Au cœur de ce dossier figure le directeur général a.i du FRIVAO, Chansar Bolukola Osony, poursuivi pour un présumé détournement de plusieurs millions de dollars américains.


Cette réouverture visait à permettre à plusieurs responsables d’établissements publics et privés ayant bénéficié de ces fonds de livrer leurs versions des faits. Parmi eux, les directeurs généraux de la SNEL, de l’ICCN, de la société DIVO SARL, ainsi que le président du conseil d’administration (PCA) du FRIVAO.

Cependant, en l’absence des avocats du DG a.i du FRIVAO, la Cour n’a pas pu procéder à l’audition des renseignants sur le fond. Elle s’est limitée à leur identification, renvoyant leur comparution effective au vendredi 24 avril 2026.

Le premier à être identifié a été le directeur général de l’ICCN, entendu en qualité de renseignant. Il a été suivi du directeur général de la société DIVO SARL, Rudy Mulamba, dont l’entreprise avait conclu un contrat avec le FRIVAO pour la production d’un film.

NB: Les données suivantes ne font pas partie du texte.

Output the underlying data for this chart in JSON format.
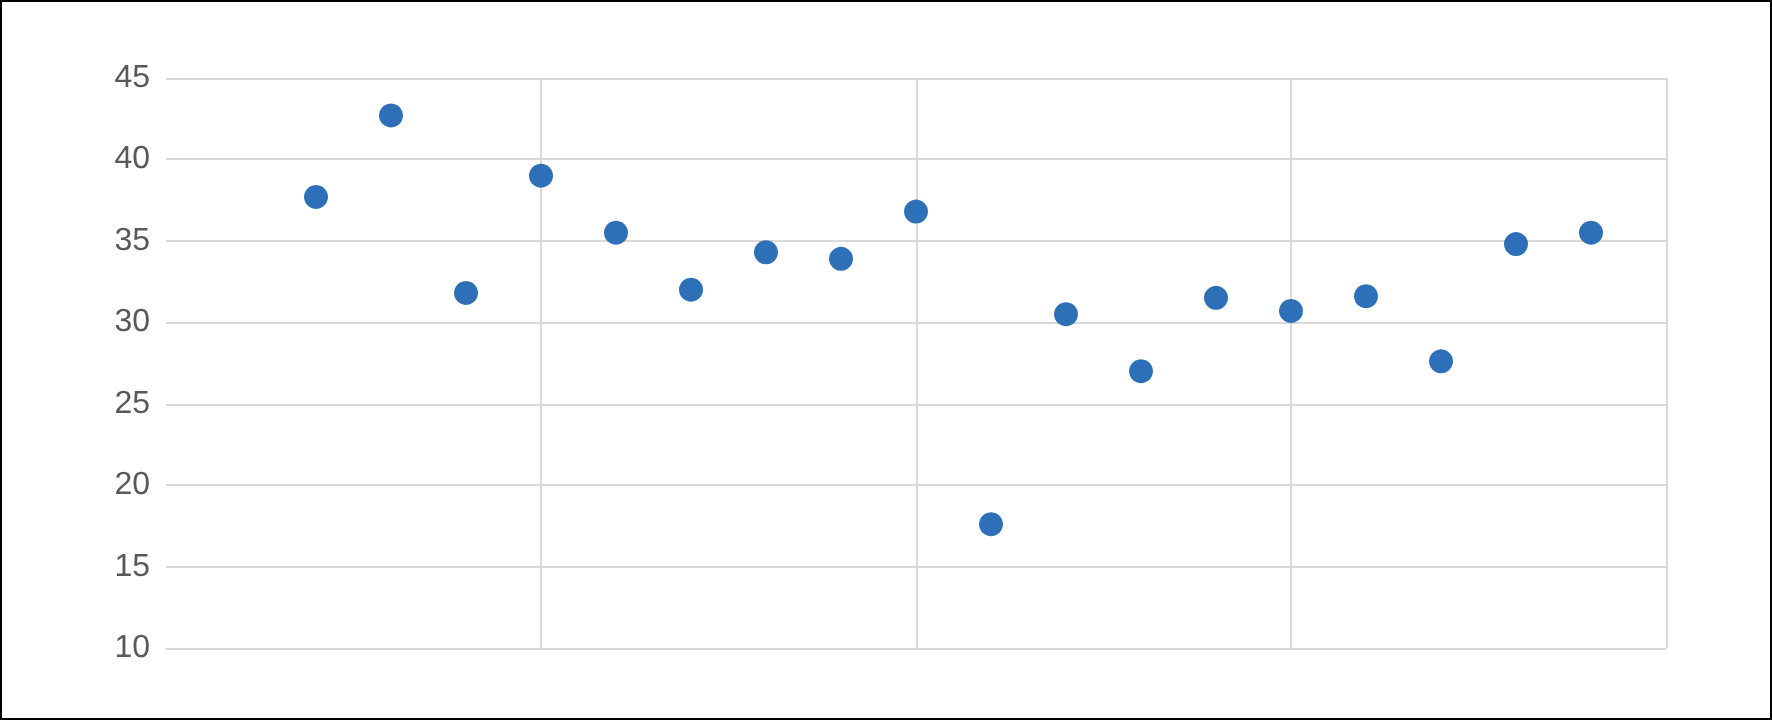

Le troisième renseignant identifié est le PCA a.i du FRIVAO, Kitenge Senga Dismans, nommé le 4 février 2026. Ce dernier a rappelé avoir précédemment été désigné directeur général adjoint du FRIVAO, avant de se désister, refusant de collaborer avec le DG sous poursuites judiciaires.

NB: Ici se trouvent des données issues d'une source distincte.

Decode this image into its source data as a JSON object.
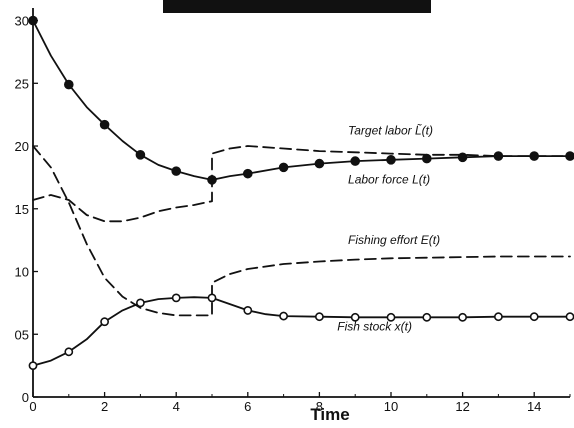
{
  "chart_data": {
    "type": "line",
    "title": "",
    "xlabel": "Time",
    "ylabel": "",
    "xlim": [
      0,
      15
    ],
    "ylim": [
      0,
      31
    ],
    "xticks": [
      0,
      2,
      4,
      6,
      8,
      10,
      12,
      14
    ],
    "xtick_labels": [
      "0",
      "2",
      "4",
      "6",
      "8",
      "10",
      "12",
      "14"
    ],
    "yticks": [
      0,
      5,
      10,
      15,
      20,
      25,
      30
    ],
    "ytick_labels": [
      "0",
      "05",
      "10",
      "15",
      "20",
      "25",
      "30"
    ],
    "grid": false,
    "legend": "none (inline labels)",
    "colors": {
      "line": "#111111",
      "marker_fill": "#111111",
      "open_fill": "#ffffff"
    },
    "series": [
      {
        "name": "Labor force L(t)",
        "style": "solid",
        "marker": "filled-circle",
        "x": [
          0,
          0.5,
          1,
          1.5,
          2,
          2.5,
          3,
          3.5,
          4,
          4.5,
          5,
          5.5,
          6,
          7,
          8,
          9,
          10,
          11,
          12,
          13,
          14,
          15
        ],
        "y": [
          30,
          27.2,
          24.9,
          23.1,
          21.7,
          20.4,
          19.3,
          18.5,
          18.0,
          17.6,
          17.3,
          17.6,
          17.8,
          18.3,
          18.6,
          18.8,
          18.9,
          19.0,
          19.1,
          19.2,
          19.2,
          19.2
        ],
        "marker_x": [
          0,
          1,
          2,
          3,
          4,
          5,
          6,
          7,
          8,
          9,
          10,
          11,
          12,
          13,
          14,
          15
        ],
        "marker_y": [
          30,
          24.9,
          21.7,
          19.3,
          18.0,
          17.3,
          17.8,
          18.3,
          18.6,
          18.8,
          18.9,
          19.0,
          19.1,
          19.2,
          19.2,
          19.2
        ]
      },
      {
        "name": "Target labor L̃(t)",
        "style": "dashed",
        "x": [
          0,
          0.5,
          1,
          1.5,
          2,
          2.5,
          3,
          3.5,
          4,
          4.5,
          5,
          5.001,
          5.5,
          6,
          7,
          8,
          9,
          10,
          11,
          12,
          13,
          14,
          15
        ],
        "y": [
          15.7,
          16.1,
          15.7,
          14.5,
          14.0,
          14.0,
          14.3,
          14.8,
          15.1,
          15.3,
          15.6,
          19.4,
          19.8,
          20.0,
          19.8,
          19.6,
          19.5,
          19.4,
          19.3,
          19.3,
          19.2,
          19.2,
          19.2
        ]
      },
      {
        "name": "Fishing effort E(t)",
        "style": "dashed",
        "x": [
          0,
          0.5,
          1,
          1.5,
          2,
          2.5,
          3,
          3.5,
          4,
          4.5,
          5,
          5.001,
          5.5,
          6,
          7,
          8,
          9,
          10,
          11,
          12,
          13,
          14,
          15
        ],
        "y": [
          20,
          18.3,
          15.5,
          12.2,
          9.5,
          8.0,
          7.1,
          6.7,
          6.5,
          6.5,
          6.5,
          9.1,
          9.8,
          10.2,
          10.6,
          10.8,
          10.95,
          11.05,
          11.1,
          11.15,
          11.2,
          11.2,
          11.2
        ]
      },
      {
        "name": "Fish stock x(t)",
        "style": "solid",
        "marker": "open-circle",
        "x": [
          0,
          0.5,
          1,
          1.5,
          2,
          2.5,
          3,
          3.5,
          4,
          4.5,
          5,
          5.5,
          6,
          6.5,
          7,
          8,
          9,
          10,
          11,
          12,
          13,
          14,
          15
        ],
        "y": [
          2.5,
          2.9,
          3.6,
          4.6,
          6.0,
          6.9,
          7.5,
          7.8,
          7.9,
          7.95,
          7.9,
          7.4,
          6.9,
          6.6,
          6.45,
          6.4,
          6.35,
          6.35,
          6.35,
          6.35,
          6.4,
          6.4,
          6.4
        ],
        "marker_x": [
          0,
          1,
          2,
          3,
          4,
          5,
          6,
          7,
          8,
          9,
          10,
          11,
          12,
          13,
          14,
          15
        ],
        "marker_y": [
          2.5,
          3.6,
          6.0,
          7.5,
          7.9,
          7.9,
          6.9,
          6.45,
          6.4,
          6.35,
          6.35,
          6.35,
          6.35,
          6.4,
          6.4,
          6.4
        ]
      }
    ],
    "annotations": [
      {
        "text": "Target labor L̃(t)",
        "x": 8.8,
        "y": 20.9,
        "series": "Target labor L̃(t)"
      },
      {
        "text": "Labor force L(t)",
        "x": 8.8,
        "y": 17.0,
        "series": "Labor force L(t)"
      },
      {
        "text": "Fishing effort E(t)",
        "x": 8.8,
        "y": 12.2,
        "series": "Fishing effort E(t)"
      },
      {
        "text": "Fish stock x(t)",
        "x": 8.5,
        "y": 5.3,
        "series": "Fish stock x(t)"
      }
    ],
    "occlusion": {
      "description": "black redaction bar at top center",
      "color": "#111111"
    }
  }
}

Au nom du principe de continuité du service public, la Cour lui a demandé de fournir des éléments relatifs à la gestion de son prédécesseur, notamment sur les réunions du Conseil d’administration tenues entre le 7 et le 25 avril 2025.

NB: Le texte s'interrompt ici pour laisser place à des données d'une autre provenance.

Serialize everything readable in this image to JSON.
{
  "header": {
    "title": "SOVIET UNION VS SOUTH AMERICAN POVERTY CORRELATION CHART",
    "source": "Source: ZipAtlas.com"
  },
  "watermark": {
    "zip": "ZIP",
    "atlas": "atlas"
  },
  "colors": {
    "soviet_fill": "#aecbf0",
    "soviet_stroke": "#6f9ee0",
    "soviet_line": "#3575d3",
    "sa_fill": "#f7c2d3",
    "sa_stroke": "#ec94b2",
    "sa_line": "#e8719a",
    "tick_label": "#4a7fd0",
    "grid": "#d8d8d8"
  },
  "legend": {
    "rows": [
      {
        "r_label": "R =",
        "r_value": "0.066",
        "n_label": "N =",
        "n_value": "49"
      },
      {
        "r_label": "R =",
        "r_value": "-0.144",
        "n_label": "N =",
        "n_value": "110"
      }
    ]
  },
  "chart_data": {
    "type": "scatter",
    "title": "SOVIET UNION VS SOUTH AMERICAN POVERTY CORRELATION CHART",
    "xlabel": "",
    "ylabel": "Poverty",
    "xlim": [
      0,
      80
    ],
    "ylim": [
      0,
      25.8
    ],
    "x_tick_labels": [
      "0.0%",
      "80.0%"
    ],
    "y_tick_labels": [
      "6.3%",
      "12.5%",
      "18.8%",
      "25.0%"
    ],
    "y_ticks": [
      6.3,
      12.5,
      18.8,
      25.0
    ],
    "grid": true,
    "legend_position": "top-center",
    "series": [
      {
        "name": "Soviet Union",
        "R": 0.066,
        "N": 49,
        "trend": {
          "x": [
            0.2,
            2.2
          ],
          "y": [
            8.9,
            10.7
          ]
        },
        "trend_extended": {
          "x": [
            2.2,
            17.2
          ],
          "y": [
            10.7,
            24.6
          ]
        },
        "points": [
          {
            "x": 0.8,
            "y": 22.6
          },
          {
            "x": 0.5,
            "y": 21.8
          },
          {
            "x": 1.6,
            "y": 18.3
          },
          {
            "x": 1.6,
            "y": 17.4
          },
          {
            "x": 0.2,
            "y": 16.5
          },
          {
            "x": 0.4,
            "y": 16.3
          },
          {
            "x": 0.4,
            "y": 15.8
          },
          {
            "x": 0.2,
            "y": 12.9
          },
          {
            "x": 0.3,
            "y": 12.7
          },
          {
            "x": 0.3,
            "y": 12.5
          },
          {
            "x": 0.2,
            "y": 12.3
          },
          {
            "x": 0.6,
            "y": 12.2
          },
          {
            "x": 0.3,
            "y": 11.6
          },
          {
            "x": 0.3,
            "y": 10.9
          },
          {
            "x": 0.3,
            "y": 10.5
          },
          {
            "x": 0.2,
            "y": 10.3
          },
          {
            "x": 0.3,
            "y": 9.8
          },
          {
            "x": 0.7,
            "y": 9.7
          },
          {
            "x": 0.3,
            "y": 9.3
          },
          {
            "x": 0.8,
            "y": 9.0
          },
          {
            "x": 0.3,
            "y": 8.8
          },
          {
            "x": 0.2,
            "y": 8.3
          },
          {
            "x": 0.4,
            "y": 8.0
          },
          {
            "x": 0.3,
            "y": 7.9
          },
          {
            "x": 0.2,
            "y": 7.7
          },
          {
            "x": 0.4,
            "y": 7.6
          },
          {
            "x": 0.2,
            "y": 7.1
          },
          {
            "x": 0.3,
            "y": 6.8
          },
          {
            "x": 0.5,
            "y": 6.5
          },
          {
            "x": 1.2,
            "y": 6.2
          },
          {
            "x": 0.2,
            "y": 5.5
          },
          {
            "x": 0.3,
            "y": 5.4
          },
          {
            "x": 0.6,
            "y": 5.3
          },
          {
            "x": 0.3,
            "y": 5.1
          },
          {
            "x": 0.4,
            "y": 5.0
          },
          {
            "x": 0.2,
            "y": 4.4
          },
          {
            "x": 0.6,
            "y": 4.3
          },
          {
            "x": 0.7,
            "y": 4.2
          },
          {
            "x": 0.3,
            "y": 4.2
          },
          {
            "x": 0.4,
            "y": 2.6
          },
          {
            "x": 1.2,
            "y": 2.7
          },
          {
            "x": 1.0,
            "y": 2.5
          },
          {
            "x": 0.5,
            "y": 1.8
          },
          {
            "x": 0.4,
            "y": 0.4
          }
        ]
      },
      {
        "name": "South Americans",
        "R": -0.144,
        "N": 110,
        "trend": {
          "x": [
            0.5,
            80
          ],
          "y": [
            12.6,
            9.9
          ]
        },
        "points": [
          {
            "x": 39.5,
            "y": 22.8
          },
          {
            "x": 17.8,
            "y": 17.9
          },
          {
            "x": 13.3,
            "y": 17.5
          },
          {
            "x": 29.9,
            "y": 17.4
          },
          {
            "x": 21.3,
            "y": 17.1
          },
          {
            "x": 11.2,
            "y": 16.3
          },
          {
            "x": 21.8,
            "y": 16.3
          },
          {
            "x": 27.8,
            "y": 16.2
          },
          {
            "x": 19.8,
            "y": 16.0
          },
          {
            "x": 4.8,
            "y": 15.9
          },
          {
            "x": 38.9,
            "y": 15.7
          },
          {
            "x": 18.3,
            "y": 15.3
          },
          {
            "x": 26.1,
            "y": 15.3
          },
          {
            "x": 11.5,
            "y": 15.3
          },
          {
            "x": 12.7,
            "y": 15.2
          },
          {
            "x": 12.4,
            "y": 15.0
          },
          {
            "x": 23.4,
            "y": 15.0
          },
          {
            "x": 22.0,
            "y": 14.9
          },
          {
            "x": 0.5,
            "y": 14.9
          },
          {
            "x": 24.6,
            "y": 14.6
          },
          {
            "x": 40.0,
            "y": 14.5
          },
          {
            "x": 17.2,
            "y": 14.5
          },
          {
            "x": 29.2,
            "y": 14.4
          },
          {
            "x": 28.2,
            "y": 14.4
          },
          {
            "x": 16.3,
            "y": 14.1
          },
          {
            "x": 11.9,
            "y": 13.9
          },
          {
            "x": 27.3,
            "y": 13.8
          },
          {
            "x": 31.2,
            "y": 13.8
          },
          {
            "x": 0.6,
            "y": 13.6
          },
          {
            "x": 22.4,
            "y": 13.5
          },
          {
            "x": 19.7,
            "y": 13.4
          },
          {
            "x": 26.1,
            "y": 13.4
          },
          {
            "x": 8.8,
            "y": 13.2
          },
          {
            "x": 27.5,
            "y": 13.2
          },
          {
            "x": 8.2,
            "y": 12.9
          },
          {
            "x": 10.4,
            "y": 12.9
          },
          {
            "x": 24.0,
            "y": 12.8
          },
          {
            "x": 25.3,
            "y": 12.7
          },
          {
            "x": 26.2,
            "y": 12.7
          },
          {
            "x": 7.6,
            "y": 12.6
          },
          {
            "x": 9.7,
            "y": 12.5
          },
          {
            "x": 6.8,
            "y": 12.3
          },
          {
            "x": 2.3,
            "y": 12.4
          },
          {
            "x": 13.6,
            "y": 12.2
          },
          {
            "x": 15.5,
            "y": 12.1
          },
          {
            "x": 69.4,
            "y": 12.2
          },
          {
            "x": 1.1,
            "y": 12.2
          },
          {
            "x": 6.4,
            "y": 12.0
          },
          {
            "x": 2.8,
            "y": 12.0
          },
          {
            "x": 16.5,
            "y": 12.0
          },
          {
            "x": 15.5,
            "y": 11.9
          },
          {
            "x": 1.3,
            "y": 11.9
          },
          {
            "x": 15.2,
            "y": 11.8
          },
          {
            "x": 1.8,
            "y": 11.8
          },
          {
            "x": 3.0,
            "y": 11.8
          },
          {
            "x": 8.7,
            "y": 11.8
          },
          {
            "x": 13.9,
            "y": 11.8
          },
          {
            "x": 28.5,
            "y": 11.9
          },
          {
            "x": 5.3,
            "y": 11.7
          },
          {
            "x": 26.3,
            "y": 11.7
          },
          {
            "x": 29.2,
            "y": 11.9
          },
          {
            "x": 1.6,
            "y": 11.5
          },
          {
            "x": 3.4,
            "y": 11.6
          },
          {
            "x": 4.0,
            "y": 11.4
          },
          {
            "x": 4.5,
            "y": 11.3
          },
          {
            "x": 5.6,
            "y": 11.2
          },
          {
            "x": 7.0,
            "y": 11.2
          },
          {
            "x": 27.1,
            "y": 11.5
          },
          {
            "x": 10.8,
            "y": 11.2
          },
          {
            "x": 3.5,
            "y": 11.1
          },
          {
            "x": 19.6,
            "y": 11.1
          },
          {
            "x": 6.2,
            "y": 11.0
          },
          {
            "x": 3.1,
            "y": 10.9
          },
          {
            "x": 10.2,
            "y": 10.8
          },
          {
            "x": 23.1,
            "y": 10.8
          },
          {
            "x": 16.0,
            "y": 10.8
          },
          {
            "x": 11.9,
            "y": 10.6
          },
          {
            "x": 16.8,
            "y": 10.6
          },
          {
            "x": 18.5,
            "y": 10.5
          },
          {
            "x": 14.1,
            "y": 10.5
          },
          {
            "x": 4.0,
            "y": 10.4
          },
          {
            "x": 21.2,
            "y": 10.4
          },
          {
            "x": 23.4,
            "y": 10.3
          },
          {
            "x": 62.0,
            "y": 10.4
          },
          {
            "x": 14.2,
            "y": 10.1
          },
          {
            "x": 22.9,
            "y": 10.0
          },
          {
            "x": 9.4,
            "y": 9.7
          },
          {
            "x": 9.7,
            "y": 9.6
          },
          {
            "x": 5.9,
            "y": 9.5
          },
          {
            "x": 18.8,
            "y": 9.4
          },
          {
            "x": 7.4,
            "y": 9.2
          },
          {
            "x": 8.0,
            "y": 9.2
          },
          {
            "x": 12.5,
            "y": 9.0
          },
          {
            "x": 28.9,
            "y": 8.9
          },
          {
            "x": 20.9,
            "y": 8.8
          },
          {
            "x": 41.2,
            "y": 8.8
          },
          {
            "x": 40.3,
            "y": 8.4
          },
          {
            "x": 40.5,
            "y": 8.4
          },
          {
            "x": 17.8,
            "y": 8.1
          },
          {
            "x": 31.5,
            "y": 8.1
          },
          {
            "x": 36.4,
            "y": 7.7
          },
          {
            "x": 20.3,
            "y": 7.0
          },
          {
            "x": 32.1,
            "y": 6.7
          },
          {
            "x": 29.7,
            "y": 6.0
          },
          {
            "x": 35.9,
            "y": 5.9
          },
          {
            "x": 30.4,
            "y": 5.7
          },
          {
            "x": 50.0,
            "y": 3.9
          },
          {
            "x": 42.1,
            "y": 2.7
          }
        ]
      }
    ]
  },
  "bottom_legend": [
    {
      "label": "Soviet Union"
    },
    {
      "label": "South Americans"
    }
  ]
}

En réponse, le PCA Kitenge Senga a affirmé détenir les procès-verbaux des réunions du Conseil d’administration, de 2024 à ce jour, y compris celui sollicité par la Cour. Il s’est engagé à coopérer pleinement avec la justice pour la manifestation de la vérité.

Le dernier renseignant identifié est le directeur général de la Société nationale d’électricité (SNEL), Teddy Lwamba Muba. La Cour a toutefois précisé qu’il est appelé à comparaître non pas en sa qualité actuelle, mais en tant qu’ancien ministre de l’Énergie, dans le cadre des fonds alloués à la réhabilitation de la centrale hydroélectrique de la Tshopo.

Par ailleurs, la Cour a interrogé le DG a.i du FRIVAO sur l’adresse physique des sociétés Global Assurance et Architecture Tropic. Selon la présidente de la composition, les huissiers dépêchés sur le terrain n’ont pas pu localiser ces entreprises.

Interrogé également sur l’identité des responsables de ces sociétés, Chansar Bolukola Osony a déclaré ne pas être en mesure de répondre sans la présence de ses avocats.

La Cour a, en conséquence, ordonné la convocation des responsables desdites sociétés en vue de leur comparution à l’audience fixée au vendredi 24 avril 2026.